Q&A 13 How do you create a Manhattan plot from GWAS results using the ggplot2 package?
13.1 Explanation
A Manhattan plot visualizes the results of a genome-wide association study (GWAS) by plotting each SNP’s chromosomal position against the –log10(p-value) of its association with a trait. High peaks represent SNPs with strong associations.
To create a Manhattan plot using the ggplot2 package:
- You must first merge the GWAS result table with SNP position data (e.g., from a
.mapfile). - The –log10(p-value) is computed to scale the plot.
- Cumulative genomic positions are calculated to plot SNPs across chromosomes on a continuous axis.

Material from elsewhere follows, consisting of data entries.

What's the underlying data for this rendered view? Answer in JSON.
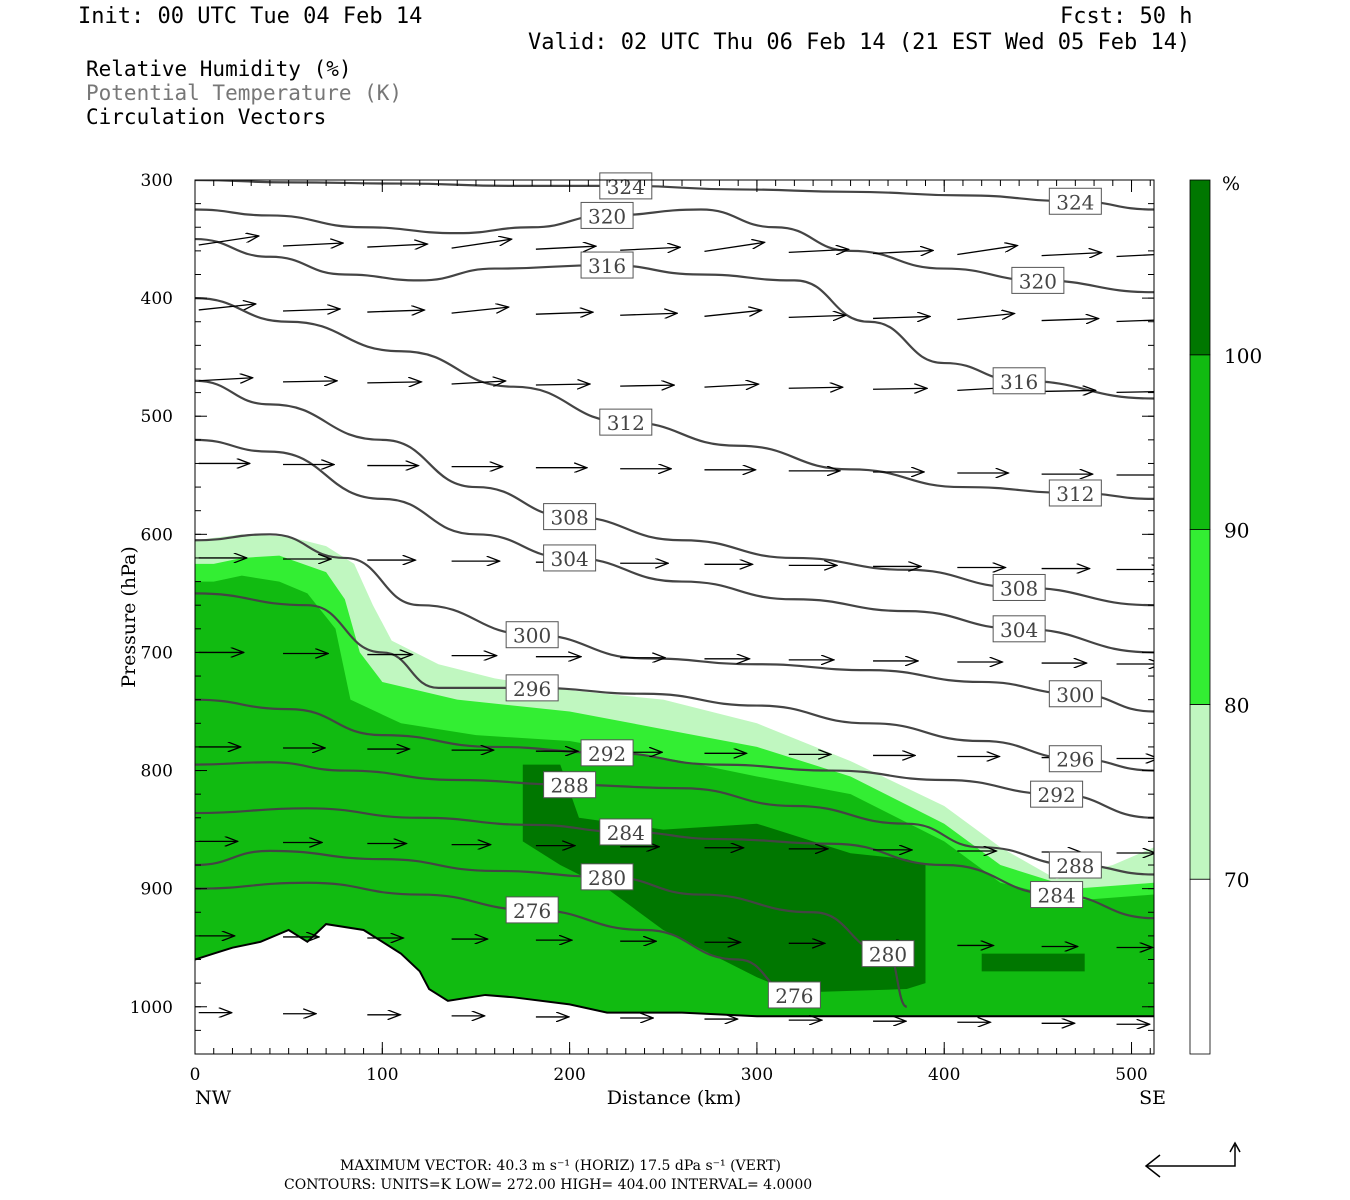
{
  "header": {
    "init": "Init: 00 UTC Tue 04 Feb 14",
    "fcst": "Fcst:   50 h",
    "valid": "Valid: 02 UTC Thu 06 Feb 14 (21 EST Wed 05 Feb 14)"
  },
  "legend": {
    "rh": "Relative Humidity (%)",
    "theta": "Potential Temperature (K)",
    "vectors": "Circulation Vectors"
  },
  "footer": {
    "max_vector": "MAXIMUM VECTOR:  40.3 m s⁻¹ (HORIZ)          17.5 dPa s⁻¹ (VERT)",
    "contours": "CONTOURS:  UNITS=K  LOW=  272.00       HIGH=  404.00       INTERVAL=    4.0000"
  },
  "colors": {
    "rh_70_80": "#c0f7c0",
    "rh_80_90": "#33ee33",
    "rh_90_100": "#11bb11",
    "rh_100": "#007700",
    "contour": "#444444"
  },
  "chart_data": {
    "type": "cross-section",
    "title": "",
    "xlabel": "Distance (km)",
    "ylabel": "Pressure (hPa)",
    "xlim": [
      0,
      512
    ],
    "ylim": [
      300,
      1040
    ],
    "x_ticks": [
      0,
      100,
      200,
      300,
      400,
      500
    ],
    "y_ticks": [
      300,
      400,
      500,
      600,
      700,
      800,
      900,
      1000
    ],
    "x_end_labels": {
      "left": "NW",
      "right": "SE"
    },
    "colorbar": {
      "unit": "%",
      "levels": [
        70,
        80,
        90,
        100
      ]
    },
    "rh_bands": [
      {
        "min": 70,
        "max": 80,
        "top": [
          [
            0,
            605
          ],
          [
            10,
            603
          ],
          [
            25,
            600
          ],
          [
            50,
            602
          ],
          [
            70,
            610
          ],
          [
            85,
            625
          ],
          [
            95,
            660
          ],
          [
            105,
            690
          ],
          [
            130,
            710
          ],
          [
            160,
            722
          ],
          [
            200,
            732
          ],
          [
            250,
            740
          ],
          [
            300,
            760
          ],
          [
            350,
            792
          ],
          [
            400,
            830
          ],
          [
            430,
            865
          ],
          [
            460,
            892
          ],
          [
            490,
            880
          ],
          [
            512,
            865
          ]
        ]
      },
      {
        "min": 80,
        "max": 90,
        "top": [
          [
            0,
            625
          ],
          [
            10,
            625
          ],
          [
            25,
            620
          ],
          [
            45,
            618
          ],
          [
            70,
            632
          ],
          [
            80,
            655
          ],
          [
            88,
            700
          ],
          [
            100,
            725
          ],
          [
            140,
            740
          ],
          [
            200,
            750
          ],
          [
            250,
            765
          ],
          [
            300,
            780
          ],
          [
            350,
            805
          ],
          [
            400,
            845
          ],
          [
            430,
            880
          ],
          [
            470,
            900
          ],
          [
            512,
            895
          ]
        ]
      },
      {
        "min": 90,
        "max": 100,
        "top": [
          [
            0,
            640
          ],
          [
            10,
            640
          ],
          [
            25,
            635
          ],
          [
            45,
            640
          ],
          [
            60,
            650
          ],
          [
            75,
            680
          ],
          [
            83,
            740
          ],
          [
            110,
            760
          ],
          [
            150,
            770
          ],
          [
            200,
            775
          ],
          [
            260,
            792
          ],
          [
            300,
            805
          ],
          [
            350,
            820
          ],
          [
            400,
            860
          ],
          [
            430,
            895
          ],
          [
            470,
            910
          ],
          [
            512,
            905
          ]
        ]
      },
      {
        "min": 100,
        "max": 110,
        "top": [
          [
            175,
            795
          ],
          [
            195,
            795
          ],
          [
            205,
            840
          ],
          [
            250,
            850
          ],
          [
            300,
            845
          ],
          [
            350,
            870
          ],
          [
            380,
            875
          ],
          [
            390,
            880
          ],
          [
            390,
            980
          ],
          [
            380,
            985
          ],
          [
            320,
            988
          ],
          [
            300,
            975
          ],
          [
            250,
            935
          ],
          [
            220,
            900
          ],
          [
            195,
            880
          ],
          [
            175,
            860
          ],
          [
            175,
            795
          ]
        ]
      }
    ],
    "theta_contours": [
      {
        "level": 276,
        "points": [
          [
            0,
            900
          ],
          [
            60,
            895
          ],
          [
            120,
            905
          ],
          [
            180,
            918
          ],
          [
            240,
            935
          ],
          [
            290,
            960
          ],
          [
            320,
            990
          ],
          [
            330,
            1000
          ]
        ]
      },
      {
        "level": 280,
        "points": [
          [
            0,
            880
          ],
          [
            40,
            868
          ],
          [
            100,
            875
          ],
          [
            160,
            885
          ],
          [
            220,
            890
          ],
          [
            270,
            905
          ],
          [
            330,
            920
          ],
          [
            370,
            955
          ],
          [
            380,
            1000
          ]
        ]
      },
      {
        "level": 284,
        "points": [
          [
            0,
            836
          ],
          [
            60,
            832
          ],
          [
            120,
            840
          ],
          [
            180,
            846
          ],
          [
            230,
            852
          ],
          [
            280,
            858
          ],
          [
            340,
            862
          ],
          [
            400,
            880
          ],
          [
            460,
            905
          ],
          [
            512,
            925
          ]
        ]
      },
      {
        "level": 288,
        "points": [
          [
            0,
            795
          ],
          [
            40,
            793
          ],
          [
            80,
            800
          ],
          [
            140,
            808
          ],
          [
            200,
            812
          ],
          [
            260,
            815
          ],
          [
            320,
            830
          ],
          [
            380,
            845
          ],
          [
            420,
            865
          ],
          [
            470,
            880
          ],
          [
            512,
            888
          ]
        ]
      },
      {
        "level": 292,
        "points": [
          [
            0,
            740
          ],
          [
            50,
            748
          ],
          [
            100,
            770
          ],
          [
            160,
            780
          ],
          [
            220,
            785
          ],
          [
            280,
            795
          ],
          [
            340,
            800
          ],
          [
            400,
            808
          ],
          [
            460,
            820
          ],
          [
            512,
            840
          ]
        ]
      },
      {
        "level": 296,
        "points": [
          [
            0,
            650
          ],
          [
            60,
            660
          ],
          [
            100,
            700
          ],
          [
            130,
            730
          ],
          [
            180,
            730
          ],
          [
            240,
            735
          ],
          [
            300,
            745
          ],
          [
            360,
            760
          ],
          [
            420,
            775
          ],
          [
            470,
            790
          ],
          [
            512,
            800
          ]
        ]
      },
      {
        "level": 300,
        "points": [
          [
            0,
            605
          ],
          [
            40,
            600
          ],
          [
            80,
            620
          ],
          [
            120,
            660
          ],
          [
            180,
            685
          ],
          [
            240,
            705
          ],
          [
            300,
            710
          ],
          [
            360,
            715
          ],
          [
            420,
            725
          ],
          [
            470,
            735
          ],
          [
            512,
            750
          ]
        ]
      },
      {
        "level": 304,
        "points": [
          [
            0,
            520
          ],
          [
            40,
            530
          ],
          [
            100,
            570
          ],
          [
            150,
            600
          ],
          [
            200,
            620
          ],
          [
            260,
            640
          ],
          [
            320,
            655
          ],
          [
            380,
            665
          ],
          [
            440,
            680
          ],
          [
            512,
            700
          ]
        ]
      },
      {
        "level": 308,
        "points": [
          [
            0,
            470
          ],
          [
            40,
            490
          ],
          [
            100,
            520
          ],
          [
            150,
            560
          ],
          [
            200,
            585
          ],
          [
            260,
            605
          ],
          [
            320,
            620
          ],
          [
            380,
            630
          ],
          [
            440,
            645
          ],
          [
            512,
            660
          ]
        ]
      },
      {
        "level": 312,
        "points": [
          [
            0,
            400
          ],
          [
            50,
            420
          ],
          [
            110,
            445
          ],
          [
            170,
            475
          ],
          [
            230,
            505
          ],
          [
            290,
            525
          ],
          [
            350,
            545
          ],
          [
            410,
            560
          ],
          [
            470,
            565
          ],
          [
            512,
            570
          ]
        ]
      },
      {
        "level": 316,
        "points": [
          [
            0,
            350
          ],
          [
            40,
            365
          ],
          [
            80,
            380
          ],
          [
            120,
            385
          ],
          [
            160,
            375
          ],
          [
            220,
            372
          ],
          [
            270,
            380
          ],
          [
            320,
            385
          ],
          [
            360,
            420
          ],
          [
            400,
            455
          ],
          [
            440,
            470
          ],
          [
            512,
            485
          ]
        ]
      },
      {
        "level": 320,
        "points": [
          [
            0,
            325
          ],
          [
            40,
            330
          ],
          [
            90,
            340
          ],
          [
            140,
            345
          ],
          [
            180,
            340
          ],
          [
            220,
            330
          ],
          [
            270,
            325
          ],
          [
            310,
            340
          ],
          [
            350,
            360
          ],
          [
            400,
            375
          ],
          [
            450,
            385
          ],
          [
            512,
            395
          ]
        ]
      },
      {
        "level": 324,
        "points": [
          [
            0,
            300
          ],
          [
            50,
            302
          ],
          [
            110,
            303
          ],
          [
            170,
            305
          ],
          [
            230,
            305
          ],
          [
            290,
            308
          ],
          [
            350,
            310
          ],
          [
            410,
            313
          ],
          [
            470,
            318
          ],
          [
            512,
            325
          ]
        ]
      }
    ]
  }
}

- Alternating colors help visually separate chromosomes.
13.2 R Code
# Load required libraries
library(tidyverse)
# Step 1: Load GWAS results and SNP position data
gwas_df <- read_csv("data/gwas_results.csv")
map_df <- read_tsv("data/sativas413.map",
col_names = c("CHR", "SNP", "GEN_DIST", "BP_POS"),
show_col_types = FALSE)
# Step 2: Merge GWAS results with chromosome position
gwas_annotated <- left_join(gwas_df, map_df, by = "SNP") %>%
drop_na() # Remove SNPs with missing position
# Step 3: Compute cumulative position for plotting across chromosomes
gwas_annotated <- gwas_annotated %>%
arrange(CHR, BP_POS) %>%
group_by(CHR) %>%
mutate(BP_CUM = BP_POS + ifelse(row_number() == 1, 0, lag(cumsum(BP_POS), default = 0))) %>%
ungroup()
# Step 4: Compute –log10(p-value) and color group
gwas_annotated <- gwas_annotated %>%
mutate(logP = -log10(P_value),
CHR = as.factor(CHR),
color_group = as.integer(CHR) %% 2)
# Step 5: Plot Manhattan plot
ggplot(gwas_annotated, aes(x = BP_CUM, y = logP, color = as.factor(color_group))) +
geom_point(alpha = 0.7, size = 1.2) +
scale_color_manual(values = c("#003b4a", "dodgerblue")) +
labs(title = "Manhattan Plot Using ggplot2",
x = "Genomic Position", y = expression(-log[10](p))) +
theme_minimal(base_size = 14) +
theme(legend.position = "none",
panel.grid.major.x = element_blank(),
panel.grid.minor.x = element_blank())
✅ Takeaway: The ggplot2 package allows full control over layout, color, and formatting when visualizing SNP–trait associations across the genome in a Manhattan plot.